Hier stelt ge uw wellust, uw behoud in; kwijnt de dagen
Die 't lot u toestond, door, in hijgend zelfverknagen,
Of waant, dat u 't verstand, verkracht en afgemat,
Den rotsgrond eens herscheppe in 't u verordend nat. -
Verdoolden, 't is vergeefsch! Gy zult op deze klippen
By 't klimmen van den dag de stikdood niet ontslippen.
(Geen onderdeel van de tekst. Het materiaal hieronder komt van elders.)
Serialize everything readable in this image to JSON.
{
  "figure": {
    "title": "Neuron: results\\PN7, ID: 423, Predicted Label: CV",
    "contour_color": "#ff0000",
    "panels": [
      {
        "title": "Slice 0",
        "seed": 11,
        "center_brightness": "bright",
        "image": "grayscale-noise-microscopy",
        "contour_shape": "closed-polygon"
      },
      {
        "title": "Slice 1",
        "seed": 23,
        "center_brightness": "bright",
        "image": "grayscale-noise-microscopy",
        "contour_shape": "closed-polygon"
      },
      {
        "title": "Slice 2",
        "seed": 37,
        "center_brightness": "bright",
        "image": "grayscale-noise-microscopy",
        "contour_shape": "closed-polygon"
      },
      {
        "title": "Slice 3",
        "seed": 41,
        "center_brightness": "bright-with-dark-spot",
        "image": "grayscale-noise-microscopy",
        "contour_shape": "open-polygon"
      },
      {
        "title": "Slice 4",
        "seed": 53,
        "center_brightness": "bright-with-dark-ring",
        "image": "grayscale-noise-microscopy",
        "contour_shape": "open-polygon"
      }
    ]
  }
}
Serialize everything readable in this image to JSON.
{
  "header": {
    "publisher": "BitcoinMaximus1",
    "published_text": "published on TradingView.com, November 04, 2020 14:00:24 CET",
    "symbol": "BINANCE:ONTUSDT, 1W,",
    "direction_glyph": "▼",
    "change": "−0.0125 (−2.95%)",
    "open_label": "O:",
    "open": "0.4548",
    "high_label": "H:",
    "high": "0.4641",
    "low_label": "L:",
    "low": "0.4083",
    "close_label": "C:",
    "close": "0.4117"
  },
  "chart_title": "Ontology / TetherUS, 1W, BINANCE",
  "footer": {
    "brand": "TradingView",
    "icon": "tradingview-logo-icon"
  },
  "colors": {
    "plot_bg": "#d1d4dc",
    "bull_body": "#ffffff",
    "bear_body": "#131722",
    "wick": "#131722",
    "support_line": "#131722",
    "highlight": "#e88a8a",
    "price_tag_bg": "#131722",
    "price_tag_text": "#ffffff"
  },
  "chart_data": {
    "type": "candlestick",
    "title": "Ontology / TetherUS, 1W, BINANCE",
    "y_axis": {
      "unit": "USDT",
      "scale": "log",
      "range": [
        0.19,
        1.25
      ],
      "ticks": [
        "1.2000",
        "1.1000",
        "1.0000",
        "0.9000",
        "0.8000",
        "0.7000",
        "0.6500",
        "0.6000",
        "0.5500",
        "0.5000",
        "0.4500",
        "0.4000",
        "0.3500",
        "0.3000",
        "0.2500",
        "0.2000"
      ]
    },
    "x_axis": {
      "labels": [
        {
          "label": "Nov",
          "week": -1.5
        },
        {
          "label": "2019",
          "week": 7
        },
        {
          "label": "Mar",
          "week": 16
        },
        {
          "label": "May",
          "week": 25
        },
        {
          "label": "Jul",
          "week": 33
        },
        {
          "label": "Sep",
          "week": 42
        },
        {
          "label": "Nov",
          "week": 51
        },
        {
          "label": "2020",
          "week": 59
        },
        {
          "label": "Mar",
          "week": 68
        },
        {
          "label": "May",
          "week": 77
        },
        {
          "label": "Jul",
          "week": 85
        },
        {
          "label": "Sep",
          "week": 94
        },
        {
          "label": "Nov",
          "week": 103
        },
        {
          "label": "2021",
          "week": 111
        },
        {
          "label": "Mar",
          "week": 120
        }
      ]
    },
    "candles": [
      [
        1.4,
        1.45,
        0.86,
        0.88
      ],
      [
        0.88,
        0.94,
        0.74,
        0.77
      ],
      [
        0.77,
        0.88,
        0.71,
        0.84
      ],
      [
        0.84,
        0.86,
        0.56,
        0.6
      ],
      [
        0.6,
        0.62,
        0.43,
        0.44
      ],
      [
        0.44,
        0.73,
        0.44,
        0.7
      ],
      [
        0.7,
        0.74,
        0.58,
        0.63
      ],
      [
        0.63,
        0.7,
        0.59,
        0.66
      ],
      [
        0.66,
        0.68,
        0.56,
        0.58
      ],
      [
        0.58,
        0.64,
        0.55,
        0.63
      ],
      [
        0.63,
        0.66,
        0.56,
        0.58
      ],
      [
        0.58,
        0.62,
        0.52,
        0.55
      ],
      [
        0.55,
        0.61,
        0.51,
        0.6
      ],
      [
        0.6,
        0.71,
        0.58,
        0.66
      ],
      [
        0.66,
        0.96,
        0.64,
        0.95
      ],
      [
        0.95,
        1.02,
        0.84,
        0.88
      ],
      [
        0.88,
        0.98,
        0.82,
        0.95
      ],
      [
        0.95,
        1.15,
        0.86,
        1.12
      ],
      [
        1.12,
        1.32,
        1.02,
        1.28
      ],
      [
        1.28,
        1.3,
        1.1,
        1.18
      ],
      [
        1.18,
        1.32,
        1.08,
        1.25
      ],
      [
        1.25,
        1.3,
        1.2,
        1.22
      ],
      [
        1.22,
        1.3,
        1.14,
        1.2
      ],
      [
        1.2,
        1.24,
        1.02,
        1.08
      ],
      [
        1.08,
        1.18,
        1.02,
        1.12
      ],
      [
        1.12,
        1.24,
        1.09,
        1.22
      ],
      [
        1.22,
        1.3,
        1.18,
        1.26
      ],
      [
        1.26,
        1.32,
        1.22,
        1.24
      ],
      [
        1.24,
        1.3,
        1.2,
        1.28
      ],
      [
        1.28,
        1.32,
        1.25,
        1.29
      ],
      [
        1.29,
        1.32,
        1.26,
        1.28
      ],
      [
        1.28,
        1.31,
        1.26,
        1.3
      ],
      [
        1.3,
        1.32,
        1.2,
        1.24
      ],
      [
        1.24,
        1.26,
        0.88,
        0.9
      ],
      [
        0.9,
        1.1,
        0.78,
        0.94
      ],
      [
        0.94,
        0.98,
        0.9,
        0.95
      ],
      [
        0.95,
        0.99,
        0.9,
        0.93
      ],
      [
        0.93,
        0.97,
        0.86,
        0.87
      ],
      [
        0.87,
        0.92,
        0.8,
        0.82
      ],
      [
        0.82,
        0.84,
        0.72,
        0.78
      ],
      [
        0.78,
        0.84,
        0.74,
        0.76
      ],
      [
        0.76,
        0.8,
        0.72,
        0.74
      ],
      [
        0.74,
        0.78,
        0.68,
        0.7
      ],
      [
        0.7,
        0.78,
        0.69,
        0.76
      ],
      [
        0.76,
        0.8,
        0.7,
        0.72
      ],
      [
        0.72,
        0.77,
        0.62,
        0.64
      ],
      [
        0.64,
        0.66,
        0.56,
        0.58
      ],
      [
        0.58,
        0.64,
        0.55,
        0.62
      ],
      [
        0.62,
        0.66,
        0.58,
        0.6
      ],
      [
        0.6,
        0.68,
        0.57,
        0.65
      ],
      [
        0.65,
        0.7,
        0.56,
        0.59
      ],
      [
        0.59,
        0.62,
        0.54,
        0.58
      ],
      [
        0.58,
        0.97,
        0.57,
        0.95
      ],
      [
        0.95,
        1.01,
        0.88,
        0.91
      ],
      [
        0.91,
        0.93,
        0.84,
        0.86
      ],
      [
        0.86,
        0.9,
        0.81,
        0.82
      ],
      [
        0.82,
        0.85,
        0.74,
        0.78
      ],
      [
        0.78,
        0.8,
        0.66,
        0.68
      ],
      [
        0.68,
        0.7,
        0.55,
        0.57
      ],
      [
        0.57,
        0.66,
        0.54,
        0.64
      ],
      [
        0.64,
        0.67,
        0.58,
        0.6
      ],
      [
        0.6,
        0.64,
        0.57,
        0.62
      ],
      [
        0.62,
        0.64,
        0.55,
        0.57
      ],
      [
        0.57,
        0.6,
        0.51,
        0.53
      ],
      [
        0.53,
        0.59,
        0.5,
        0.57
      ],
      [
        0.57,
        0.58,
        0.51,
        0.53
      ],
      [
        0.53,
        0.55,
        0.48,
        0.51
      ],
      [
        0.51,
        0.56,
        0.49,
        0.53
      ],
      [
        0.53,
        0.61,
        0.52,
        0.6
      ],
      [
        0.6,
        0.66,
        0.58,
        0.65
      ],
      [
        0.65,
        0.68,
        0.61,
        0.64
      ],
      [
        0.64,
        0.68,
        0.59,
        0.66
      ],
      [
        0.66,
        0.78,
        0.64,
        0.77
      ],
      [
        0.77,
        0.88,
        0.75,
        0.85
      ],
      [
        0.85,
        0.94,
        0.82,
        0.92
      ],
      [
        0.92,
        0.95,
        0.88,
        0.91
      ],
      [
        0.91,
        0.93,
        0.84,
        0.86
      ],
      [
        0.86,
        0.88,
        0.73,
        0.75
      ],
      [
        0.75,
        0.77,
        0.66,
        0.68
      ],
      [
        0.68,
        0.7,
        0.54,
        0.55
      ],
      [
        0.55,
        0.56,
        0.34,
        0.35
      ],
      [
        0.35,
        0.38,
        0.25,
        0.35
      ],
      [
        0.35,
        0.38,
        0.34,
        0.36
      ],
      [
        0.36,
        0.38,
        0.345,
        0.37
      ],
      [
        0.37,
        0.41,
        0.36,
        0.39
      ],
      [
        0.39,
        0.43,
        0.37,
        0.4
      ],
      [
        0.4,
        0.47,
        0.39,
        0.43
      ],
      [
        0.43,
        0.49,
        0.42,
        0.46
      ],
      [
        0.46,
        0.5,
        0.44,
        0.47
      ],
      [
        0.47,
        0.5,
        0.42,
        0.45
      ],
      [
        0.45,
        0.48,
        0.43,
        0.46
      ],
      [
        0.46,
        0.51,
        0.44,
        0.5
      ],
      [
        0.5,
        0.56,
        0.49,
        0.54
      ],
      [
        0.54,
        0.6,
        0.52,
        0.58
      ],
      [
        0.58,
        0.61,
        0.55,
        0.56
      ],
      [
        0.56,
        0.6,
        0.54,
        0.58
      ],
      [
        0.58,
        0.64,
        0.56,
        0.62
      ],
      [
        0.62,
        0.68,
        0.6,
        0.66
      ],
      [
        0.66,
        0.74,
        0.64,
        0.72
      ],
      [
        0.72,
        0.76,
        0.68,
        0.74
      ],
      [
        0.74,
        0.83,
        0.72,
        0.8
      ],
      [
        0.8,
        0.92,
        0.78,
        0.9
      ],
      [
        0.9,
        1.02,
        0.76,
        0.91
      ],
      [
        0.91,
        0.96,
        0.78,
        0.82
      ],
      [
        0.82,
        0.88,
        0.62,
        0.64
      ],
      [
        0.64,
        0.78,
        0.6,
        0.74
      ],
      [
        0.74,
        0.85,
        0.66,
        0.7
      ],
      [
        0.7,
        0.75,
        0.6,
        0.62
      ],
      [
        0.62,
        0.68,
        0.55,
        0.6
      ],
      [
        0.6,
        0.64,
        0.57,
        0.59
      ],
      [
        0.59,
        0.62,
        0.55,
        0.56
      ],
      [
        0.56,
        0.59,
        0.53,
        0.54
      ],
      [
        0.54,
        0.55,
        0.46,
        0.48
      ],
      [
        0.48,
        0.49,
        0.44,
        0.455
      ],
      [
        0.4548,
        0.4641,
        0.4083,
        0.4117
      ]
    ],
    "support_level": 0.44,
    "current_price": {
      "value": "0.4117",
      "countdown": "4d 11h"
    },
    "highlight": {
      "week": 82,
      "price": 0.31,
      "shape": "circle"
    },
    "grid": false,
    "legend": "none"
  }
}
Geheel een burgerschap uit d' eigen oceaan
Beproefde 't zelfde lot, en is, als gy, vergaan.
Ten zij een machtige arm u weêrgeeft aan de stroomen,
't Is uit, beklaagbre stoet, en met u omgekomen.
Maar, wanhoopt niet, houdt moed! Een arm die dit vermag,
Is hulprede uitgestrekt, voorkoomt uw zelfbeklag,
En biedt u d' overtocht. Verheft uw kwijnende oogen
(Die poging is genoeg) slechts eenmaal naar den hoogen!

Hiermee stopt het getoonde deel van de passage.